Bugüne geldiğimizde ise, gençlerin hatta orta yaşlıların bile, okumaktan ziyade bir şeylere bakarak ve dinleyerek öğrenmek istediklerini görüyoruz. Şekillerle, sembollerle ve emojilerle, kısa mesajlarla iletişim kurdukarına şahit oluyo- ruz. Şimdi en değerli eserleri, en güzel bir şekilde, en kaliteli bir baskıyla insanların önüne koysanız, yine de insanların çoğunu okumaya ikna edemiyorsunuz.
Peki, kitap okumaya ikna edemediğimiz gençleri, başka bir yolla elde etmek mümkün değil mi? Elbette mümkün. İnsan yüz kapılı bir saray gibidir. Bu kapıların bir kısmı kapalı ise, bu saraya girilmez deyip, hizmetten vaz geçecek değiliz. Bir kapıyı yokladık, kapalı bulduk, “zaten bundan adam olmaz” deyip ümidimizi keserek o genci bataklıkta bırakıp gitmek, ne kadar yanlıştır. Zamanın ruhuna, gençlerin istadad ve ihtiyaçlarına göre bir yol takip ederek, onların açık kapılarından kalplerine ve kafalarına girmenin yollarını aramalıyız. Her insanın iman hakikatlerine ihtiyacı var.

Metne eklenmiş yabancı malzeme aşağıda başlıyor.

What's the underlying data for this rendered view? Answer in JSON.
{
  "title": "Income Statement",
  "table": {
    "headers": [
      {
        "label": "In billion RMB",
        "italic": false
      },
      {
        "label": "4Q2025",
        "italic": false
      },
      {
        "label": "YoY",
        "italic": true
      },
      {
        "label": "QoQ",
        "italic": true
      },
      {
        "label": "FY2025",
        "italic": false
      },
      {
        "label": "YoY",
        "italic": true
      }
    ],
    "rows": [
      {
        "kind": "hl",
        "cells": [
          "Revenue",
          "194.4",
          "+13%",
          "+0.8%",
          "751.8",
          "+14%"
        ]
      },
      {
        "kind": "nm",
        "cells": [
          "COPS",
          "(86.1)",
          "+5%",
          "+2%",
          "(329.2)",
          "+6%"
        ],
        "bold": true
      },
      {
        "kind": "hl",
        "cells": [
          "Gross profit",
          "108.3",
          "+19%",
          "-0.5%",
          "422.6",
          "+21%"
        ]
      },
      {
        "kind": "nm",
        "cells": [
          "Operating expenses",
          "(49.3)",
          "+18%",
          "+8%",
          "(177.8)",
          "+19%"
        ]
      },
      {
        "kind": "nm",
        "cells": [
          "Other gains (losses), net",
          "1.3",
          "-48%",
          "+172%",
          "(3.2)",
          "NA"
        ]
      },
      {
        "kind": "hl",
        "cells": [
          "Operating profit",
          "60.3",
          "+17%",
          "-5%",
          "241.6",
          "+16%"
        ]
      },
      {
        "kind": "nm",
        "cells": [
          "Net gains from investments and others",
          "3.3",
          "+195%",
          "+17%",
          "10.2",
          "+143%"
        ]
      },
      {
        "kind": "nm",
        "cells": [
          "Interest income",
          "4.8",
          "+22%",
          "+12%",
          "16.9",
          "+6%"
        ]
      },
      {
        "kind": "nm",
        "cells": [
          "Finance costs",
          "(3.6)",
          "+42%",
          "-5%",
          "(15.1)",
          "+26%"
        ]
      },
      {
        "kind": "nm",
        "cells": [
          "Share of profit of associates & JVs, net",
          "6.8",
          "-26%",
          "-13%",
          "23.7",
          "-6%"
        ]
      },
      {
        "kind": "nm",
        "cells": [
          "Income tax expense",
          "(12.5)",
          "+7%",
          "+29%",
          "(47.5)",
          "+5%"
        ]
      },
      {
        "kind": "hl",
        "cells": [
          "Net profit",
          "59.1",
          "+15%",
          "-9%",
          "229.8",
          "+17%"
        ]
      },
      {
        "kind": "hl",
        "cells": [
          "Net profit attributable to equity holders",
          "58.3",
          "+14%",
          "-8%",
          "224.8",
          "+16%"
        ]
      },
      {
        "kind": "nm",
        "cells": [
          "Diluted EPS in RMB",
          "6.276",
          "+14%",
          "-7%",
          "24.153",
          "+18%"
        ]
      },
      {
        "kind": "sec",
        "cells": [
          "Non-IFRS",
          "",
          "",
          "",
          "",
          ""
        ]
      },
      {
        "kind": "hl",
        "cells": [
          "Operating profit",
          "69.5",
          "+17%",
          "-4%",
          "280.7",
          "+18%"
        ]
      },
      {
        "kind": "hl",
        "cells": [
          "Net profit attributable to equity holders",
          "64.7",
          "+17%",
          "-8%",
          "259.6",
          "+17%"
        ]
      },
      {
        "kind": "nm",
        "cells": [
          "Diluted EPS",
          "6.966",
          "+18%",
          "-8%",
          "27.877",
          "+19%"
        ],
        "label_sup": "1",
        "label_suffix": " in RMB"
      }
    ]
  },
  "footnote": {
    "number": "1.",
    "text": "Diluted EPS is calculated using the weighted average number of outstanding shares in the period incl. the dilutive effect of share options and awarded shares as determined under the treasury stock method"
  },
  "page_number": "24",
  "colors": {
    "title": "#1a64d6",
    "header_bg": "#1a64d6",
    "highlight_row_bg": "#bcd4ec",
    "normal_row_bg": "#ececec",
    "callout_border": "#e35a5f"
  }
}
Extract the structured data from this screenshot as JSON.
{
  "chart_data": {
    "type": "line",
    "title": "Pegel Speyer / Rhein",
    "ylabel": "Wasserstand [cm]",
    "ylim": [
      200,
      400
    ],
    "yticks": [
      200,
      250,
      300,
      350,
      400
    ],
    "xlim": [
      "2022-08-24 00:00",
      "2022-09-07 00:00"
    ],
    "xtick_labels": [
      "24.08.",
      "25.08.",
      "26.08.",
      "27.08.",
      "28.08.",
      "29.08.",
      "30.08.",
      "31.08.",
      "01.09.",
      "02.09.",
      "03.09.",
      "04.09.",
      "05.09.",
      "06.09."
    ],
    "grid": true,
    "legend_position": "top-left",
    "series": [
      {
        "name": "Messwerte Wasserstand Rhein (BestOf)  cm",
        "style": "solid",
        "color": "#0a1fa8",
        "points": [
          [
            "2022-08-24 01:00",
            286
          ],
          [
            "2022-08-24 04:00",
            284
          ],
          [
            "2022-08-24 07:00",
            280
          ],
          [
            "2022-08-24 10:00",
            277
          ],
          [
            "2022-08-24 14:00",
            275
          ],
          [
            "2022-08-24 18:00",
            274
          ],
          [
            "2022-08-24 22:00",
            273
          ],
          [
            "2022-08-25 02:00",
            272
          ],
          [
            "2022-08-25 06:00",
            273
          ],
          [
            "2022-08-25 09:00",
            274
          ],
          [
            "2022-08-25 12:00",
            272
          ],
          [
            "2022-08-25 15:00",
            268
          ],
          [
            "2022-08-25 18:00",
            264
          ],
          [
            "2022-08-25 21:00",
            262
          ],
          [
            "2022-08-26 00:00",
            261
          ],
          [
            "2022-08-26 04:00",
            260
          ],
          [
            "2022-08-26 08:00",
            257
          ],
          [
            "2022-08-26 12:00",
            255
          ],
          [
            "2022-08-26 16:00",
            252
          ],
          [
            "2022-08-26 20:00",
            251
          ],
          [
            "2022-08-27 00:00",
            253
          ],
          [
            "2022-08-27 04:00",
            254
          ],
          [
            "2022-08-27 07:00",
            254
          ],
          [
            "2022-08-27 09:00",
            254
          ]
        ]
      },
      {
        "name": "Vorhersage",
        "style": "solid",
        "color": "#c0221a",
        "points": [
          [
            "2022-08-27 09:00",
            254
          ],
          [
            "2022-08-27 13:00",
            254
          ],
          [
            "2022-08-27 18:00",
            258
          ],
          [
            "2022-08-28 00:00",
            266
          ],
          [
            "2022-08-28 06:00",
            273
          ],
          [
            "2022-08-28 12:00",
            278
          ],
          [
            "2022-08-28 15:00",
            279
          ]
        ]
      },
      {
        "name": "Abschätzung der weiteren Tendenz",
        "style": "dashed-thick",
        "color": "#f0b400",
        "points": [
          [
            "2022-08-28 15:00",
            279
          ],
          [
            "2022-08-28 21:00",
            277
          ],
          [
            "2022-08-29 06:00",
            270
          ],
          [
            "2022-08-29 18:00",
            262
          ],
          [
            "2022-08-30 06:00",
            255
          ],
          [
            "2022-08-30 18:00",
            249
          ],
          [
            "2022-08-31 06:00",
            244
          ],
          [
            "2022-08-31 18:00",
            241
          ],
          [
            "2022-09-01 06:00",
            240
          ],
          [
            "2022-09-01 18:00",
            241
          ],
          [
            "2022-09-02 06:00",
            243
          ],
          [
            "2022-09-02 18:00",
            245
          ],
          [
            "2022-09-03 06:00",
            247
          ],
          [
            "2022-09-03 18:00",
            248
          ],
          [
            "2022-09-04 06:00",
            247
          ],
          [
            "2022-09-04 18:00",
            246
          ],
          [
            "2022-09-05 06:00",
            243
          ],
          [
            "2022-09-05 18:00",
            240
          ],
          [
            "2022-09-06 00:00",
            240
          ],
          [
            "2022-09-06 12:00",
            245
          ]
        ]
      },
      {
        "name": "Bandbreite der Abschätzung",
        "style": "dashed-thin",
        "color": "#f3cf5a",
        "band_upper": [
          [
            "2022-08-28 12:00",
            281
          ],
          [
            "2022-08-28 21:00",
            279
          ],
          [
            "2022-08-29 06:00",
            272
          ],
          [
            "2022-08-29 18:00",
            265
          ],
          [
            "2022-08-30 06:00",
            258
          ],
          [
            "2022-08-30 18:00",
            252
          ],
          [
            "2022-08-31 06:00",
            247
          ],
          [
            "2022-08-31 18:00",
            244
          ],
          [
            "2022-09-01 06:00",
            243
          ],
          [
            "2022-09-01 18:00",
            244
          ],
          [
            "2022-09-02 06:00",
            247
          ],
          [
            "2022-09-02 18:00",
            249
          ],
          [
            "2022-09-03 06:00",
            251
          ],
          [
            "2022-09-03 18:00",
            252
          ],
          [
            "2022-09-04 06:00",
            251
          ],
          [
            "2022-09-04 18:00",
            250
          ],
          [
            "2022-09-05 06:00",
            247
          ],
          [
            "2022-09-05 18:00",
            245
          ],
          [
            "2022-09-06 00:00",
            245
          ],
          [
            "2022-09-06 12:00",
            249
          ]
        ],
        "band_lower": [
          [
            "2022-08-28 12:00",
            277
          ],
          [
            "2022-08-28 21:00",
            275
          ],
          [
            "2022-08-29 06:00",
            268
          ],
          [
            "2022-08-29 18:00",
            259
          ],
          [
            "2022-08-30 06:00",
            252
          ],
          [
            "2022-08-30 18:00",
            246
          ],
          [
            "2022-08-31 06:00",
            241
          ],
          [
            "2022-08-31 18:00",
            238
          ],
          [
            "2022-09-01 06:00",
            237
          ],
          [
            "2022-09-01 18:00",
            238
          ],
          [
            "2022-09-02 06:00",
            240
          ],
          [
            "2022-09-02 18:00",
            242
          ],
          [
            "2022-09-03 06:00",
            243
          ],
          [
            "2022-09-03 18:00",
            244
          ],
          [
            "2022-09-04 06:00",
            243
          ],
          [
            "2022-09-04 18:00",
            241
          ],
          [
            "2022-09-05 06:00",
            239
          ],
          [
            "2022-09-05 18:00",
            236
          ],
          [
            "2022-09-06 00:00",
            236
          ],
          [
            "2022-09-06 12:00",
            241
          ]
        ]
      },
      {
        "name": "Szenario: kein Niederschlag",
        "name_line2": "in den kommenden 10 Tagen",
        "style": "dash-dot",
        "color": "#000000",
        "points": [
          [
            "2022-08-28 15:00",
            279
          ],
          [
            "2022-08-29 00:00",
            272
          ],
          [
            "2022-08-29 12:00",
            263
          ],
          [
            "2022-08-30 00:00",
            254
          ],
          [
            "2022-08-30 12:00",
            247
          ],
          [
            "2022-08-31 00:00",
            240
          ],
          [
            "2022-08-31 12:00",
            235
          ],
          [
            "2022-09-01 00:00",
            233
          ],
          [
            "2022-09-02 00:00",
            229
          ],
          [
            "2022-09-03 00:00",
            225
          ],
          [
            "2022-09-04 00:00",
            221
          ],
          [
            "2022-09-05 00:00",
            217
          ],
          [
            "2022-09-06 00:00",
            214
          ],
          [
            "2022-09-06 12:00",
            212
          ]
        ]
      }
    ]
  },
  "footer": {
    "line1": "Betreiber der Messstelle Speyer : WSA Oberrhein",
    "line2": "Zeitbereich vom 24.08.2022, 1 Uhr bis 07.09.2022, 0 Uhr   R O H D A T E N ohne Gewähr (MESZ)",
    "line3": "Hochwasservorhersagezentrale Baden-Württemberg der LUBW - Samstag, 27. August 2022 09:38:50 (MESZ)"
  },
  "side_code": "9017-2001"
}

Ama kimi gafletinden, kimi cehaletinden, kimi de inadından dolayı bu ihtiyacını farketmiyor. Onlara bu ihtiyaçlarını hissettirecek şekilde, mizaç- larına uygun olan tarzda yaklaşarak, nüfuz edebileceğimiz bir damarını bularak oradan girmek lazımdır.
Günümüzde bunun yolu da, dijital mecralardır. Onun için biz de hizmet tarzımızı dijital mecralara kaydırmak zorundayız. Bu hususta eski performansımızdan uzak olduğumuzu itiraf etmek zorundayım. Yeni Asya’nın ilk yıllarındaki yeni hizmet metodları keşfetmek ve bunları hemen hayata geçirmek için gösterdiğimizi gayreti ve başarıyı bugün gösteremiyoruz. Bir zamanlar öncülük ettiğimiz yeni hizmet metodlarında, bugün biraz geride kalmış görünüyoruz.
Sadece dersanelerde Risale-i Nur okuyup birbirimize ders yapmakla bu hizmet alanını genişletmek, “vatan sathını bir mektep yapmak” mümkün değildir. Zamanın ruhunu iyi okuyarak, asrın idrakine ve ihtiyacına göre bir hizmet metodu takip etmeliyiz. Yeni Asya TV nin yayın hayatına başlaması, bu konuda yeni bir ümit olmuştur. Bizim de teknolojik gelişmeleri yakından takip eden, sosyal medyayı başarılı bir şekilde kullanan, tekniği imanın hizmetine verebilecek gençlerimiz mevcut. Eskiden olduğu gibi, bugün de yeni hizmet metodları keşfederek yeni atılımlar yapabiliriz. Risale-i Nur gibi bir bitmez tükenmez kaynağa sahip olduğumuz için, herkesten daha şanslıyız.